В высотке, в том крыле, что выходит на набережную Москвы-реки, располагался шикарный гастроном, в который мы с Ирой и Тилем иногда сопровождали Майю и неразлучного с ней Пушкина. Я придумал почти цирковой номер с собаками, когда послушный и дисциплинированный Тиль, держа в зубах поводок Пушкина, тащил его за собой.

Майя нехотя смеялась.

После гибели внука Вани она всегда находилась в подавленном настроении, совсем перестала ухаживать за собой и, как следствие, появляться с Василием на людях.

Новым сокрушительным ударом стал инсульт у Василия 15 января 2008 года. Я уже остался без Иры, ее не стало в начале осени 2005-го[8].

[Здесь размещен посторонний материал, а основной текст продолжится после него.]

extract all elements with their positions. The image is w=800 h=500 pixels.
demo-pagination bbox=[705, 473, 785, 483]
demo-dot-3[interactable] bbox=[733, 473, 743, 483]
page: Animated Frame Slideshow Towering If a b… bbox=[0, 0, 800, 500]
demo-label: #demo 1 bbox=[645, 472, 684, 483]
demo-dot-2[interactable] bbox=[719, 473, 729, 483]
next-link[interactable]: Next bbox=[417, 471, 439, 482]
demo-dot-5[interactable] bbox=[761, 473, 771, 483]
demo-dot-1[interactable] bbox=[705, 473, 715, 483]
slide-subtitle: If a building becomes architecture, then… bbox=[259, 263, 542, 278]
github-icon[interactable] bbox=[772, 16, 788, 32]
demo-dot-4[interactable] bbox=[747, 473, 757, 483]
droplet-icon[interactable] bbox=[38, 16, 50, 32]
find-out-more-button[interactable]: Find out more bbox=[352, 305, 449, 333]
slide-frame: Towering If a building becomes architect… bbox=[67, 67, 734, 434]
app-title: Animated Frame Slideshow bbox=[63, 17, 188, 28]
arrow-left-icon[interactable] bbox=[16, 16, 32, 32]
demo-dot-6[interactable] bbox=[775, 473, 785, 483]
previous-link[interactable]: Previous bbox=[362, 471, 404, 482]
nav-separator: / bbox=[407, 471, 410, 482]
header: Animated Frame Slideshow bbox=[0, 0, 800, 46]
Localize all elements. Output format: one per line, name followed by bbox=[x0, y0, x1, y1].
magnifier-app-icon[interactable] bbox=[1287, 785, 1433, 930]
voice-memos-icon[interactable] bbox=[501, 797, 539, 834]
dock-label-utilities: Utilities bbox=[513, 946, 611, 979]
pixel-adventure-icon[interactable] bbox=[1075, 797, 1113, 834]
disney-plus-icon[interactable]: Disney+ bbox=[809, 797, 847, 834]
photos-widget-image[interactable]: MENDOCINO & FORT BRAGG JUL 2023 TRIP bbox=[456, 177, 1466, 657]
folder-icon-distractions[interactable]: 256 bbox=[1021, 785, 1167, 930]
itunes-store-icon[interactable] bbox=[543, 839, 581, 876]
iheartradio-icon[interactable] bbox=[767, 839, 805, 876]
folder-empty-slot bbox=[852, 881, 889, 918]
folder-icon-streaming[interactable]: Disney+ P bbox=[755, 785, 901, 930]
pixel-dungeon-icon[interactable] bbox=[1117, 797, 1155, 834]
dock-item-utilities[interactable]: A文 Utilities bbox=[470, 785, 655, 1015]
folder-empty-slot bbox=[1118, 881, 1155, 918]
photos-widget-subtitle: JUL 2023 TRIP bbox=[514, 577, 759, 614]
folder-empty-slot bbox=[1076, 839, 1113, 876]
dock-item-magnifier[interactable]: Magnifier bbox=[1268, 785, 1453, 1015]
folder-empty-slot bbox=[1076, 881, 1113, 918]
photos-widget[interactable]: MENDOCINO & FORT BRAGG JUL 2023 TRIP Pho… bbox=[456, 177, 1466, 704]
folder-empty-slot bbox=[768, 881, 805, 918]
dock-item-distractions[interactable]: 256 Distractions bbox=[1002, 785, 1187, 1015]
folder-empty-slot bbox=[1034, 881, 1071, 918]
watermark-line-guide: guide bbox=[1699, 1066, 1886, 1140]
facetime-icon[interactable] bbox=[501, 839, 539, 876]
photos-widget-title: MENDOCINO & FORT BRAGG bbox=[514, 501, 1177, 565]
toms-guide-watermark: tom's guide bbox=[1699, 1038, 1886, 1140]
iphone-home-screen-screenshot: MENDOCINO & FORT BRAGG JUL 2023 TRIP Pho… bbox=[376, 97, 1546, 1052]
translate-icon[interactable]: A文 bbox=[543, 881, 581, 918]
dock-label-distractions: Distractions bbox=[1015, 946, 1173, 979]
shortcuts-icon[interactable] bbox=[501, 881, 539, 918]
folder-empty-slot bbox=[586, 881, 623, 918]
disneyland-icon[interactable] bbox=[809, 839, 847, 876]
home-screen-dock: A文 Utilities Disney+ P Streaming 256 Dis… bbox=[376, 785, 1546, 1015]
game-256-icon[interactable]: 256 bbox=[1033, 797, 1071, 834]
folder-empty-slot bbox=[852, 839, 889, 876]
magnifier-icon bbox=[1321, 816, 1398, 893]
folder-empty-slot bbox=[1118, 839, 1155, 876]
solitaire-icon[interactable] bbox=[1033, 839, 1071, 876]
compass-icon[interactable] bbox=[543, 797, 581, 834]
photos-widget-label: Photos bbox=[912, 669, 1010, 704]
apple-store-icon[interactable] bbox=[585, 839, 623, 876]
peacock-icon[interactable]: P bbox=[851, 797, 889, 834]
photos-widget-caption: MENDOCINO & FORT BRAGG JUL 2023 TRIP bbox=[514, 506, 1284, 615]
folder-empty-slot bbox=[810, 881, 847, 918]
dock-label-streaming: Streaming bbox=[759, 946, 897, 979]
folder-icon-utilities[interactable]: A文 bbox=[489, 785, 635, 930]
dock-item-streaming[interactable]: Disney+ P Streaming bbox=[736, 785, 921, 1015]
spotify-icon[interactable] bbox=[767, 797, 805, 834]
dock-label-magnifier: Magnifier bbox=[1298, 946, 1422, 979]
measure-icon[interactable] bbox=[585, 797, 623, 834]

Через несколько дней из Америки прилетела Алена, дочь Майи, с которой до того я говорил только по телефону. Я сразу почувствовал ее доверие и симпатию, мы быстро подружились. Разговаривали с ней по телефону чуть ли не ежедневно, она советовалась со мной по многим вопросам.

Я несколько раз возил ее по семейным делам. Она, автомобилистка чуть ли не с тридцатилетним стажем вождения, все время возмущалась нашей ездой:

– Нет, – заверяла она, – я в Москве за руль не сяду, вы ездите, как папуасы (в смысле, нецивилизованные люди. – В. Е.), обязательно нужно обогнать, подрезать и т. д.

Это относилось не ко мне лично, а к общей культуре вождения у нас.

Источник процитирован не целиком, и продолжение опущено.